Solutions: With custom cabinets, you can turn extra inches into specialized storage that's tailored to your clients' needs. In this kitchen, storage was added by turning decorative pilasters into pullouts for cooking supplies.
The same idea was used in the upper cabinets, where spaces that were too narrow for standard cabinet boxes were turned into pullout spice racks on either side of the stove.
In another kitchen, drawers added between the dishwasher and sink are just big enough to hold foil or wrap and are close to the workspace where they'll be used. The space they occupy is so narrow that it would be hard to use it for anything else.
Bathroom vanities often lay out with just a little extra space — and aren't there always a bunch of small items that clutter up the counters?

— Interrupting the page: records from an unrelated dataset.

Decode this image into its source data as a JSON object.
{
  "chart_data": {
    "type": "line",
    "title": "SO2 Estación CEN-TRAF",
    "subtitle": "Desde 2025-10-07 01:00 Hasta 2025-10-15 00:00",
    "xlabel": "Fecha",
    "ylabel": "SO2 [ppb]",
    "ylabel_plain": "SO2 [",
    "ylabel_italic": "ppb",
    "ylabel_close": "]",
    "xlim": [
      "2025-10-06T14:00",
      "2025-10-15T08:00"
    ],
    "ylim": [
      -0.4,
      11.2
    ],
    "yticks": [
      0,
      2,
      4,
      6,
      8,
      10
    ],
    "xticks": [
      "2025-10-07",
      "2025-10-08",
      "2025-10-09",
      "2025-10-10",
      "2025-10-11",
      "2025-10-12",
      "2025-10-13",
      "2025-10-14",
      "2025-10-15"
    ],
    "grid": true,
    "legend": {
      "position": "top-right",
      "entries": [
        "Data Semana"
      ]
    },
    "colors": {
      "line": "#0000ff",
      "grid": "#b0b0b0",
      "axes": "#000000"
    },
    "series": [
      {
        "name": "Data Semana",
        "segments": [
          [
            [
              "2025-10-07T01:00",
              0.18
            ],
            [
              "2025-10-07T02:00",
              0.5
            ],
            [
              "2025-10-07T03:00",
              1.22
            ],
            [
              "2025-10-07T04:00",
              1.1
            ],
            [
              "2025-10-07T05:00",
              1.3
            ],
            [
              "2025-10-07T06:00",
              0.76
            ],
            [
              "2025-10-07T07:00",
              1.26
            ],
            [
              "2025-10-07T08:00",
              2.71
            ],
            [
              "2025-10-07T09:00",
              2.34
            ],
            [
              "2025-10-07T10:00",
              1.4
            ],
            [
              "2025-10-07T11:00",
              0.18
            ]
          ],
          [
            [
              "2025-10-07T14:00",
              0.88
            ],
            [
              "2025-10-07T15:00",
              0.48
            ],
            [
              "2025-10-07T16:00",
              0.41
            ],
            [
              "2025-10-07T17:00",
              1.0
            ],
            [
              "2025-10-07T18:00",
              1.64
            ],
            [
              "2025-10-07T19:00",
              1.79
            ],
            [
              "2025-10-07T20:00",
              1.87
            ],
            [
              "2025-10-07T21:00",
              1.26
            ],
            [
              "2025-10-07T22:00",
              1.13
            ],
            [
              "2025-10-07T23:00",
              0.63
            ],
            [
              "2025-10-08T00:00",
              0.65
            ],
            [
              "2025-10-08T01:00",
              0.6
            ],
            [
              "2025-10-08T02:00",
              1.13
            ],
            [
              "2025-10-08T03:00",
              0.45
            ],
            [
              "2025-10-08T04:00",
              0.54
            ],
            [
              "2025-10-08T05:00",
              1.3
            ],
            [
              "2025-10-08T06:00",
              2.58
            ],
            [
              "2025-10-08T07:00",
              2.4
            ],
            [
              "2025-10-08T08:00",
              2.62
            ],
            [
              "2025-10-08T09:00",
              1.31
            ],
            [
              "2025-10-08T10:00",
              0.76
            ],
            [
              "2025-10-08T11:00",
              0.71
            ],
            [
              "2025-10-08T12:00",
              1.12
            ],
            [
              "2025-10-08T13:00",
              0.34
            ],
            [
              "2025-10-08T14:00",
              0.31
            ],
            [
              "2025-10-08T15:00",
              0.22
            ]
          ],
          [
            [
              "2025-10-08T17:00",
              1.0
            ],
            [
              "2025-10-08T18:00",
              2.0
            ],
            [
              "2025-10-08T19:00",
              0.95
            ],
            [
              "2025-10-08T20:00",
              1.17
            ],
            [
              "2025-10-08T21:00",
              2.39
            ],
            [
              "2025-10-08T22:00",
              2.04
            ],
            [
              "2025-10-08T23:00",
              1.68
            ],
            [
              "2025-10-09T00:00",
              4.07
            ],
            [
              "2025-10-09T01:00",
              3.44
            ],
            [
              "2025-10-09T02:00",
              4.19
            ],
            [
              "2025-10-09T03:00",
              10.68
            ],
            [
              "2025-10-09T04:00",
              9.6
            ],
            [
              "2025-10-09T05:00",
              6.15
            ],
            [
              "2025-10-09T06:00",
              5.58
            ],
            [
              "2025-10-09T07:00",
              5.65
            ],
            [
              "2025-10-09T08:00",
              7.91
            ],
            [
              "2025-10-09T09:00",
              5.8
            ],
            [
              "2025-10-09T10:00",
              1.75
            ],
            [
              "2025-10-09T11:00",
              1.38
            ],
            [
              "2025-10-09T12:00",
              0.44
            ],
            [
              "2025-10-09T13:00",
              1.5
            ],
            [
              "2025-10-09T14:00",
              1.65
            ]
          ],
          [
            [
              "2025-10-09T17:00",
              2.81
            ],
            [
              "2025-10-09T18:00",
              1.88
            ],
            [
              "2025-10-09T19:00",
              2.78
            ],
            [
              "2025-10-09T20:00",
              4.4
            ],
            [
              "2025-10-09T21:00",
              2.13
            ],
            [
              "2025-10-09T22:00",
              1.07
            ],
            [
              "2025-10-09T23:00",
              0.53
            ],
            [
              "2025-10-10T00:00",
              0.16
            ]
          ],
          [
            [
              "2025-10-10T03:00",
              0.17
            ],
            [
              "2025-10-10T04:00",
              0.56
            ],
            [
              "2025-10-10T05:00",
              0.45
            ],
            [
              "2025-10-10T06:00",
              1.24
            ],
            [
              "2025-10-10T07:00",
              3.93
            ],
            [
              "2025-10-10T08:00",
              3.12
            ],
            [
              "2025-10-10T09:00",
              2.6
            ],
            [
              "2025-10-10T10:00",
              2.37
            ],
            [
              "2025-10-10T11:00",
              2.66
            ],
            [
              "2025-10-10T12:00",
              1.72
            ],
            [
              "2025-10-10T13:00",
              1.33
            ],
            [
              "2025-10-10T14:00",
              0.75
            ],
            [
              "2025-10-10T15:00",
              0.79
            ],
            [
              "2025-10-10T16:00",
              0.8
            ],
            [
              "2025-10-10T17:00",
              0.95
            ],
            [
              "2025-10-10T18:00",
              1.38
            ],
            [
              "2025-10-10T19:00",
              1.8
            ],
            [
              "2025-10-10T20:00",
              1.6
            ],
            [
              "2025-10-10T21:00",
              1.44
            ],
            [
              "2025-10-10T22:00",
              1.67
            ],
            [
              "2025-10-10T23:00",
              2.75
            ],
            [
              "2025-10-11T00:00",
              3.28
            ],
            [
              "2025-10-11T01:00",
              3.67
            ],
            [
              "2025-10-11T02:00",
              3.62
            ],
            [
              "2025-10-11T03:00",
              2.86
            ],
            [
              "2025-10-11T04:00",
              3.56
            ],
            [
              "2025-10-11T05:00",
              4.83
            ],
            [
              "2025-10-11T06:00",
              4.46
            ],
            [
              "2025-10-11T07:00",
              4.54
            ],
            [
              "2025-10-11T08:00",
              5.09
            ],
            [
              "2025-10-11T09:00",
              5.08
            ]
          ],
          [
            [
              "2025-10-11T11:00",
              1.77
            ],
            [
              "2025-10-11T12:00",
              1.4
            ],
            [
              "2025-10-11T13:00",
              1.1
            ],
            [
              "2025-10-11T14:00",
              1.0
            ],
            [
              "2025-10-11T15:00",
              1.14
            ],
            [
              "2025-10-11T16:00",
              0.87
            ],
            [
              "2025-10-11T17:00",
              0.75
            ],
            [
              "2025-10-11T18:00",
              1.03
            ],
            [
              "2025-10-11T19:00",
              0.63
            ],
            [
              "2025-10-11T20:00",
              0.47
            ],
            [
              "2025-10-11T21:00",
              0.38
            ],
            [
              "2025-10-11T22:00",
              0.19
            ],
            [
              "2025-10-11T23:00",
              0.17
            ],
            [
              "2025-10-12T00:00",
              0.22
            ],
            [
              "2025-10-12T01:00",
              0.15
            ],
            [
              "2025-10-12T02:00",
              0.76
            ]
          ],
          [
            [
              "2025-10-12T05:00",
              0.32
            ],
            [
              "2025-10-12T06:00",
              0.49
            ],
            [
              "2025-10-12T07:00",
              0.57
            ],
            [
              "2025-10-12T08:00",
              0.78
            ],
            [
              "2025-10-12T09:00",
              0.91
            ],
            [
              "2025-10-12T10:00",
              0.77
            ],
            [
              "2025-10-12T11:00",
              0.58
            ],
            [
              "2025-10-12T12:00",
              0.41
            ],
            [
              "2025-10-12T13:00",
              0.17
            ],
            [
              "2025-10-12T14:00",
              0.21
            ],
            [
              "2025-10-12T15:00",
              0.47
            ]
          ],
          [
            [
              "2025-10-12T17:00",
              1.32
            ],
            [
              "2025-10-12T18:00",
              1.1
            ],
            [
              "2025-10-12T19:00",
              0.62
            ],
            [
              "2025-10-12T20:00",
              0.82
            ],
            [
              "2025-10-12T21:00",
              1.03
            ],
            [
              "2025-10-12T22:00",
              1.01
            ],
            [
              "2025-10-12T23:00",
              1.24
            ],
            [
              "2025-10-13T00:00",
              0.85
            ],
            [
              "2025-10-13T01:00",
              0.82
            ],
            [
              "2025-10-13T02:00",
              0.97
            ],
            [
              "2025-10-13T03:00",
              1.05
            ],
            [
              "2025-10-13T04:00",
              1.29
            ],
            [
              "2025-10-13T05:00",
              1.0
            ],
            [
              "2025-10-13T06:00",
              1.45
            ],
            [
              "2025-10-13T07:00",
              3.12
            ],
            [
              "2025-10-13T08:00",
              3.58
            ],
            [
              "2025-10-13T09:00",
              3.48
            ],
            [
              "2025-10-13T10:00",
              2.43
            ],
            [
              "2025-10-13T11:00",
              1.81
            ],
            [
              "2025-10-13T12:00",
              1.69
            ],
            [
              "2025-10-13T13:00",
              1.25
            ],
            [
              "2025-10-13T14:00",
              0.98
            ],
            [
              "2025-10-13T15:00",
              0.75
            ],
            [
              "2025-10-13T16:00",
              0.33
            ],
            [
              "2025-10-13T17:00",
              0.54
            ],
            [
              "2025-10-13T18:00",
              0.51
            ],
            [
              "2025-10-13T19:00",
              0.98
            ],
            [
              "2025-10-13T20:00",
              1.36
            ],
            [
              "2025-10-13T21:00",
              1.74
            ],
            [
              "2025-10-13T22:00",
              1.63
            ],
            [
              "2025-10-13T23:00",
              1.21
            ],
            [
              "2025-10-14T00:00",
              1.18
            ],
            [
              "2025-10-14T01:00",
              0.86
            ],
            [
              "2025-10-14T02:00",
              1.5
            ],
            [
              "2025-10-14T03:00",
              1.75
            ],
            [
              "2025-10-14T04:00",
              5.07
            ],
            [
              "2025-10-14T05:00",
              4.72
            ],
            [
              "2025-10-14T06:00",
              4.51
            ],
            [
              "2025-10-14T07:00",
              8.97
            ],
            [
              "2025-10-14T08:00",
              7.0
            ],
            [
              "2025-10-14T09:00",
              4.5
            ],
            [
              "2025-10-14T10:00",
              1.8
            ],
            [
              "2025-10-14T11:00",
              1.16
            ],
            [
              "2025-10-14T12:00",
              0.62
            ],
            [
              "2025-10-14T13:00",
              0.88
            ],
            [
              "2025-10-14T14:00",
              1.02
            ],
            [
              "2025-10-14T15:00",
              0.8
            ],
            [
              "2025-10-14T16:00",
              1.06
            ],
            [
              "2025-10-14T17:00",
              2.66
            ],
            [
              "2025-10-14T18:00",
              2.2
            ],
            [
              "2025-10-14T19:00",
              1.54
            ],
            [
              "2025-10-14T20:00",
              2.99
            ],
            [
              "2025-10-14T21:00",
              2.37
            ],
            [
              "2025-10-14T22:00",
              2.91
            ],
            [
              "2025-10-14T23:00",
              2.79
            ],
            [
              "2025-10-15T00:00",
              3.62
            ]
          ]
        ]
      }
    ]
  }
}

We use the extra space by building tiny drawers for articles like makeup, hair accessories, and medicine bottles. The bottom drawer is narrow but deep enough for extra shampoo bottles or bathroom cleaner.
Keeping the Cookbooks Close
Problem: Where should those cookbooks go? They need to be handy but out of the way, so they aren't constantly splattered.
Solution: If you have an extra 9 inches or so on the kitchen island, think about putting bookshelves on the ends instead of the usual blank panels. The client could also use this space to display a collection of salt shakers or decorative tableware. One client, a professional chef, requested a utensil storage rack on the island end because it was within easy reach of the range.
Problem: Where can the client post the grocery list, appointment reminders, and the kid's soccer schedule instead of on the refrigerator?
Solution: We like to use something we call a "clutter concealing cabinet," a shallow unit with storage and even a bulletin board inside. The bulletin board can be on the back wall of the cabinet or on the inside face of one of the doors. Phone books can be stored in a vertical rack, and pens and office supplies can be stored on shallow shelves.
If your client's daughter is the reincarnation of Rembrandt, you can provide a display board covered with fabric elsewhere for the art. The client can pin things up inside the frame, and it will look like a planned piece of artwork. A less expensive option is to use homasote for the bulletin board and paint it to match the wall.